The business cards stacked in my cubicle back in Seattle say “Gemma Alexander – Writer.” I agonized over that decision. They could have said “Technical Writer,” or “Staff Writer,” or “Communications Specialist.” They properly should have said, “Project/Program Manager III” because that is my official King County job classification. I was hired to translate government documents into something normal people understand, something the King County Executive style guide calls “Plain English” so I settled on just plain “Writer.” I would have liked them to say “Creative Writer,” but solid waste agencies – that’s garbage, not poop – do not hire creative writers. If I want to become a creative writer, I have to do that on my own time.

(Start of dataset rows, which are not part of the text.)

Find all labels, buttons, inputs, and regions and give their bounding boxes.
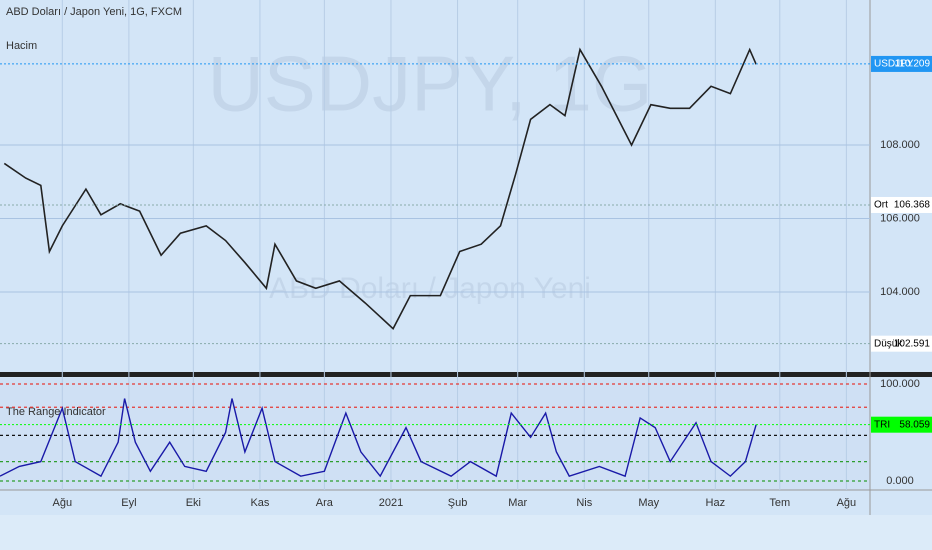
x-tick-label: Mar	[508, 497, 527, 509]
x-tick-label: Eyl	[121, 497, 136, 509]
x-tick-label: Haz	[706, 497, 726, 509]
y-tick-label: 108.000	[880, 139, 920, 151]
x-tick-label: May	[638, 497, 659, 509]
data-line	[3, 47, 757, 330]
x-tick-label: Ağu	[53, 497, 73, 509]
price-tag-name: Ort	[874, 200, 888, 211]
x-tick-label: Eki	[186, 497, 201, 509]
watermark-name: ABD Doları / Japon Yeni	[269, 272, 591, 305]
x-tick-label: Nis	[576, 497, 592, 509]
price-tag-value: 110.209	[895, 59, 931, 70]
indicator-title: The Range Indicator	[6, 406, 106, 418]
x-tick-label: Şub	[448, 497, 468, 509]
x-tick-label: Kas	[250, 497, 269, 509]
y-tick-label: 100.000	[880, 378, 920, 390]
price-tag-value: 102.591	[894, 338, 931, 349]
price-tag-value: 106.368	[894, 200, 931, 211]
data-line	[0, 398, 757, 478]
price-tag	[871, 416, 932, 433]
pane-separator	[0, 372, 932, 377]
volume-label: Hacim	[6, 40, 37, 52]
price-tag-name: TRI	[874, 419, 890, 430]
y-tick-label: 106.000	[880, 212, 920, 224]
bottom-strip	[0, 515, 932, 550]
price-tag	[871, 55, 932, 72]
x-tick-label: Tem	[769, 497, 790, 509]
price-tag-name: USDJPY	[874, 59, 914, 70]
price-tag-name: Düşük	[874, 338, 903, 349]
price-tag	[871, 196, 932, 213]
indicator-pane	[0, 378, 870, 490]
price-tag-value: 58.059	[899, 419, 930, 430]
x-tick-label: 2021	[379, 497, 403, 509]
y-tick-label: 104.000	[880, 286, 920, 298]
chart-title: ABD Doları / Japon Yeni, 1G, FXCM	[6, 6, 182, 18]
x-tick-label: Ağu	[837, 497, 857, 509]
y-tick-label: 0.000	[886, 475, 914, 487]
x-tick-label: Ara	[316, 497, 334, 509]
watermark-symbol: USDJPY, 1G	[207, 40, 652, 128]
price-tag	[871, 335, 932, 352]
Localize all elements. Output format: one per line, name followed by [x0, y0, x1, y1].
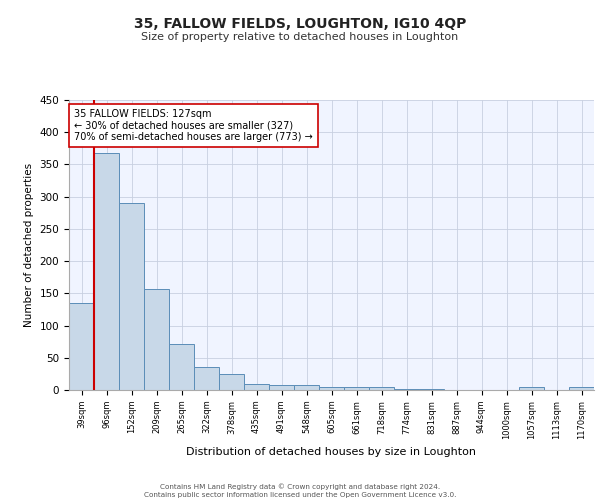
Bar — [319, 388, 344, 390]
Bar — [269, 385, 294, 390]
Bar — [144, 290, 169, 390]
Bar — [569, 388, 594, 390]
Bar — [169, 344, 194, 390]
Bar — [69, 303, 94, 390]
Y-axis label: Number of detached properties: Number of detached properties — [24, 163, 34, 327]
Bar — [94, 153, 119, 390]
Bar — [119, 203, 144, 390]
Text: Size of property relative to detached houses in Loughton: Size of property relative to detached ho… — [142, 32, 458, 42]
Bar — [344, 388, 369, 390]
Text: 35 FALLOW FIELDS: 127sqm
← 30% of detached houses are smaller (327)
70% of semi-: 35 FALLOW FIELDS: 127sqm ← 30% of detach… — [74, 108, 313, 142]
Bar — [244, 384, 269, 390]
Bar — [294, 386, 319, 390]
Text: Contains HM Land Registry data © Crown copyright and database right 2024.
Contai: Contains HM Land Registry data © Crown c… — [144, 483, 456, 498]
Bar — [194, 367, 219, 390]
Bar — [419, 388, 444, 390]
Bar — [394, 388, 419, 390]
Bar — [519, 388, 544, 390]
Bar — [219, 374, 244, 390]
Bar — [369, 387, 394, 390]
Text: 35, FALLOW FIELDS, LOUGHTON, IG10 4QP: 35, FALLOW FIELDS, LOUGHTON, IG10 4QP — [134, 18, 466, 32]
X-axis label: Distribution of detached houses by size in Loughton: Distribution of detached houses by size … — [187, 447, 476, 457]
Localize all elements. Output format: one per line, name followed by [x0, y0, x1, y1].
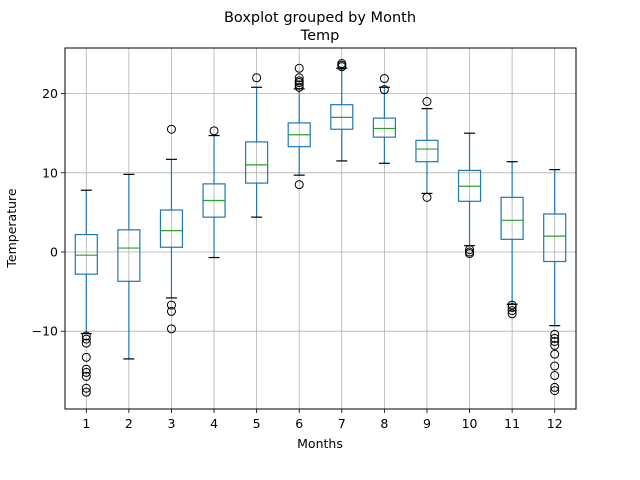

Once I posed as a freelance music journalist (plain English translation: blogger) and printed another set of cards that say “Gemma Alexander – Pretty Decent Writer.” “Have pen, will travel” was already taken, and “Will write for plane tickets,” while true, belongs on a cardboard sign in sharpie. I don’t usually take trips like this one, with itineraries and included meals, hotel beds with sheets. I usually travel in a style I like to call “dirt bag.” When I travel, the budget airfare still costs more than the rest of the trip. I sleep in dormitories, carry a backpack, and make my plans day by day. I’ve never gotten high and danced on the beach under a full moon in Goa, but in my travels, I seem to meet a lot of people who have. I like meeting those global Goa nomads, almost as much as making spontaneous connections with the people who live in the places I visit. I don’t meet many people in my cubicle.